Prototypage industriel

On n’en est pas encore là. Mais les débuts de la start-up bruxelloise sont prometteurs. Si le projet décolle, c’est à un autre niveau, plus industriel, que la production se situera. Mais les premiers pas de la jeune entreprise auront pu bénéficier des outils mis à disposition par le fablab. C’est bien l’ambition de cet espace d’expérimentation : accompagner les essais et erreurs des entrepreneurs et des créatifs en tous genres. ” Notre intention est de nous spécialiser dans le prototypage industriel “, avance Xavier Willot, responsable du fablab de Transforma Bxl.

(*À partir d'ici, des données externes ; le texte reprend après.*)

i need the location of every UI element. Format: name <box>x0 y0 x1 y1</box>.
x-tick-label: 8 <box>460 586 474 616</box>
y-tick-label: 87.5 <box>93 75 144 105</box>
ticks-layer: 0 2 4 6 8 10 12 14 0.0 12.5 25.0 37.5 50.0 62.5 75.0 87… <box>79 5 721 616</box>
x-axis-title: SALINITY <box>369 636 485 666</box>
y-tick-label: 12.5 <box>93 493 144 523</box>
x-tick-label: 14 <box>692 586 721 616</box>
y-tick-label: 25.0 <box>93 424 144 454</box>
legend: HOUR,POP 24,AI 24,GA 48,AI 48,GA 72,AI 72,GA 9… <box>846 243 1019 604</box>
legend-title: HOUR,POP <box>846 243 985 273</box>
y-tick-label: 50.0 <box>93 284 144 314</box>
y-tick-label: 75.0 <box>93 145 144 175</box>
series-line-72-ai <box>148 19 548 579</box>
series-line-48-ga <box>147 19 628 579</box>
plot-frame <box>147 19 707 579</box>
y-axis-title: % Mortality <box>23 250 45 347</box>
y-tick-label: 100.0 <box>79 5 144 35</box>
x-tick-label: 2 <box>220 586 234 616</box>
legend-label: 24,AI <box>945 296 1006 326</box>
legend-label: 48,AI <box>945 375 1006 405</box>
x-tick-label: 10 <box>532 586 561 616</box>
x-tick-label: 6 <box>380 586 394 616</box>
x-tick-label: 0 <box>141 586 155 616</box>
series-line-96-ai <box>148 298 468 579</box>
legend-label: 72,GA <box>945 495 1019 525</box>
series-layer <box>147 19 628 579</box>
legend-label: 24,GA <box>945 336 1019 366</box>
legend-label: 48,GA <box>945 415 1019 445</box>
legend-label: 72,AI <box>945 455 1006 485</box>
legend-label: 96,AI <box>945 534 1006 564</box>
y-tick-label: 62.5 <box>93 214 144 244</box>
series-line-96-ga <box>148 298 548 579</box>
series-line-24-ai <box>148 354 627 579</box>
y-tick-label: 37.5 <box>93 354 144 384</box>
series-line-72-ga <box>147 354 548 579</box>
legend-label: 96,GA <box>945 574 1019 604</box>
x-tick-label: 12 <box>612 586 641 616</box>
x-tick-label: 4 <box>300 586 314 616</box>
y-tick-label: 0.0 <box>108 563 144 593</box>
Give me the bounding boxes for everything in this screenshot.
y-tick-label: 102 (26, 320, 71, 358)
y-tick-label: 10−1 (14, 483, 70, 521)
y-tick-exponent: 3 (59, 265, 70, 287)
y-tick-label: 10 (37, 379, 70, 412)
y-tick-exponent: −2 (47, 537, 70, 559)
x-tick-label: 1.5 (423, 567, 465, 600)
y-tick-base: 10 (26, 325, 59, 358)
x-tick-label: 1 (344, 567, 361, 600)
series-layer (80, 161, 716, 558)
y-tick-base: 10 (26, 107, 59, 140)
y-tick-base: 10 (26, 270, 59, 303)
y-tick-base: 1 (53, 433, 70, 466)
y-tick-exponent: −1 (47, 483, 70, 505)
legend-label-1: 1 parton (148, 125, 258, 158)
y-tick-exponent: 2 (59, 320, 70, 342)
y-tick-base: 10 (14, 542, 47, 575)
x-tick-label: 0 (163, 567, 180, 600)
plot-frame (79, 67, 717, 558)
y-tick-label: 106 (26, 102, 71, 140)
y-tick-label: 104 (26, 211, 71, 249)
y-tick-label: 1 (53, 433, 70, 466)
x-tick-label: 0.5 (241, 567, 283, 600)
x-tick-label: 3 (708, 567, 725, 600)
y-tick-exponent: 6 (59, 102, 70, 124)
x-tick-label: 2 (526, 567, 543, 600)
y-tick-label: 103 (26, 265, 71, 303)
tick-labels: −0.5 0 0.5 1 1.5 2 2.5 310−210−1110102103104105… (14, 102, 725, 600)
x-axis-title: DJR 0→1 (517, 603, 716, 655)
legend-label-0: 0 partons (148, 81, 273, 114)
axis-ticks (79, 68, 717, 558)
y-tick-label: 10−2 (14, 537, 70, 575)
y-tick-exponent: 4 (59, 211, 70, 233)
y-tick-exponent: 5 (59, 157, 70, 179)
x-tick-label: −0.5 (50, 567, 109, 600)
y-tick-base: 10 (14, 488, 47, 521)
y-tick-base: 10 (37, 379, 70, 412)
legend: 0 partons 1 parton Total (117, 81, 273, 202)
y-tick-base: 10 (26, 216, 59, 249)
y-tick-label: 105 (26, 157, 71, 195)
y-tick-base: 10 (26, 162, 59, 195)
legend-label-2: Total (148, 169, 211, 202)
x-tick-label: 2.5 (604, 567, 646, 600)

Cet espace est un des trois fablabs gérés à Bruxelles par Citidev (ex-SDRB), l’organisme régional de développement. Si d’autres fablabs se destinent aux écoles, aux étudiants, aux artistes ou aux particuliers, celui d’Evere vise un public d’entrepreneurs et de créateurs de start-up. Le coworking dans lequel il est hébergé lui fournit un premier vivier d’utilisateurs potentiels. ” Entre 20 % et 30 % des coworkers utilisent nos machines “, précise Xavier Willot. C’est le cas notamment de la start-up Jooki, qui utilise le fablab pour peaufiner le design de son enceinte musicale connectée pour les enfants.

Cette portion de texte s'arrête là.